CHARLES R. RICHEY, UNITED STATES DISTRICT JUDGE
The defendant Robert M. Hardy, along with twenty-eight other defendants, is charged with participating in a conspiracy to distribute and to possess with the intent to distribute cocaine and cocaine base in violation of 21 U.S.C. § 846. Pursuant to Rule 12.2(b) of the Federal Rules of Criminal Procedure, defendant filed a motion on January 30, 1990 requesting leave to late-file a notice of his intention to introduce opinion testimony at trial concerning his mental condition. Defendant maintains that such opinion testimony would be relevant to his defense because "it is unlikely that a person with his intelligence level and limited functioning would be capable" of committing the offense of conspiracy with which he is charged.
The defendant specifically advised the Court that he did not intend or desire to raise insanity as an affirmative defense.
On January 31, 1990, at a hearing on an unrelated matter in this case, the government handed the Court a motion requesting the Court to issue an order directing the defendant to undergo a psychiatric or psychological examination pursuant to 18 U.S.C. § 4242(a) and Rule 12.2.
In open court, the Court granted the government's motion for a psychiatric or psychological examination of defendant, and denied, without prejudice, defendant's motion for leave to late-file a notice of his intention to offer opinion testimony concerning his mental condition which would negate his "intent" to commit the crime with which he is charged.
Since the Court first received and considered the motions filed by the defendant and the government, the Court has more carefully considered whether opinion testimony concerning defendant's mental condition would be admissible at trial. The Court now concludes that such testimony is irrelevant and, therefore, inadmissible as defendant is only charged with a general intent crime in this case.

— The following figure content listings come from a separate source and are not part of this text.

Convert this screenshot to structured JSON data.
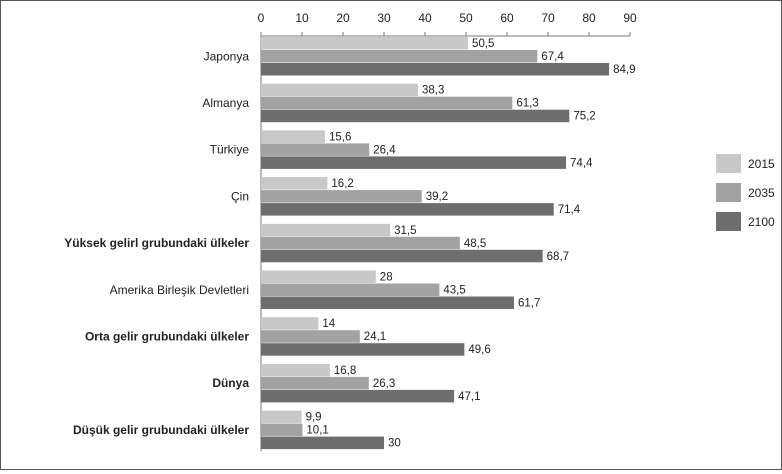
{
  "chart_data": {
    "type": "bar",
    "orientation": "horizontal",
    "categories": [
      "Japonya",
      "Almanya",
      "Türkiye",
      "Çin",
      "Yüksek gelirl grubundaki ülkeler",
      "Amerika Birleşik Devletleri",
      "Orta gelir grubundaki ülkeler",
      "Dünya",
      "Düşük gelir grubundaki ülkeler"
    ],
    "bold_categories": [
      "Yüksek gelirl grubundaki ülkeler",
      "Orta gelir grubundaki ülkeler",
      "Dünya",
      "Düşük gelir grubundaki ülkeler"
    ],
    "series": [
      {
        "name": "2015",
        "color": "#c8c8c8",
        "values": [
          50.5,
          38.3,
          15.6,
          16.2,
          31.5,
          28,
          14,
          16.8,
          9.9
        ]
      },
      {
        "name": "2035",
        "color": "#a2a2a2",
        "values": [
          67.4,
          61.3,
          26.4,
          39.2,
          48.5,
          43.5,
          24.1,
          26.3,
          10.1
        ]
      },
      {
        "name": "2100",
        "color": "#6e6e6e",
        "values": [
          84.9,
          75.2,
          74.4,
          71.4,
          68.7,
          61.7,
          49.6,
          47.1,
          30
        ]
      }
    ],
    "data_labels": [
      [
        "50,5",
        "38,3",
        "15,6",
        "16,2",
        "31,5",
        "28",
        "14",
        "16,8",
        "9,9"
      ],
      [
        "67,4",
        "61,3",
        "26,4",
        "39,2",
        "48,5",
        "43,5",
        "24,1",
        "26,3",
        "10,1"
      ],
      [
        "84,9",
        "75,2",
        "74,4",
        "71,4",
        "68,7",
        "61,7",
        "49,6",
        "47,1",
        "30"
      ]
    ],
    "xticks": [
      "0",
      "10",
      "20",
      "30",
      "40",
      "50",
      "60",
      "70",
      "80",
      "90"
    ],
    "xlim": [
      0,
      90
    ],
    "axis_position": "top",
    "grid": false,
    "legend_position": "right",
    "title": "",
    "xlabel": "",
    "ylabel": ""
  }
}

The offense of conspiracy, as set forth in the general conspiracy statute, 18 U.S.C. § 371, is a specific intent crime. "The specific intent required for [that offense] is . . . the intent to advance the unlawful object of the conspiracy." United States v. Haldeman, 181 U.S. App. D.C. 254, 559 F.2d 31, 112 (D.C.Cir. 1976), cert. denied, 431 U.S. 933, 97 S. Ct. 2641, 53 L. Ed. 2d 250 (1977). In contrast, the offense of conspiracy as set forth in the Controlled Substances Act, 21 U.S.C. § 846, is a general intent crime. The elements of a § 846 conspiracy do not include or require proof of a specific intent to commit the object of the conspiracy. In order to sustain its burden of proof with respect to a § 846 conspiracy, the government must only prove beyond a reasonable doubt that a conspiracy existed of which the defendant was aware and that the defendant knowingly and voluntarily joined the conspiracy. See United States v. Cooper, 868 F.2d 1505, 1514 (6th Cir.), cert. denied, 490 U.S. 1094, 109 S. Ct. 2440, 104 L. Ed. 2d 996 (1989); United States v. Savaiano, 843 F.2d 1280, 1294 (10th Cir.), cert. denied, 488 U.S. 836, 109 S. Ct. 99, 102 L. Ed. 2d 74 (1988); United States v. Lippner, 676 F.2d 456, 466 (11th Cir. 1982).
In addition to the foregoing, the Insanity Defense Reform Act of 1984 ("Act"), 18 U.S.C. § 17 et seq., the first statutory formulation of the insanity defense, "placed significant restrictions on the use of mental defect evidence." United States v. Twine, 853 F.2d 676, 678 (9th Cir. 1988). The Act provides:
(a) Affirmative defense. -- It is an affirmative defense to a prosecution under any Federal statute that, at the time of the commission of the acts constituting the offense, the defendant, as a result of a severe mental disease or defect, was unable to appreciate the nature and quality or the wrongfulness of his acts. Mental disease or defect does not otherwise constitute a defense.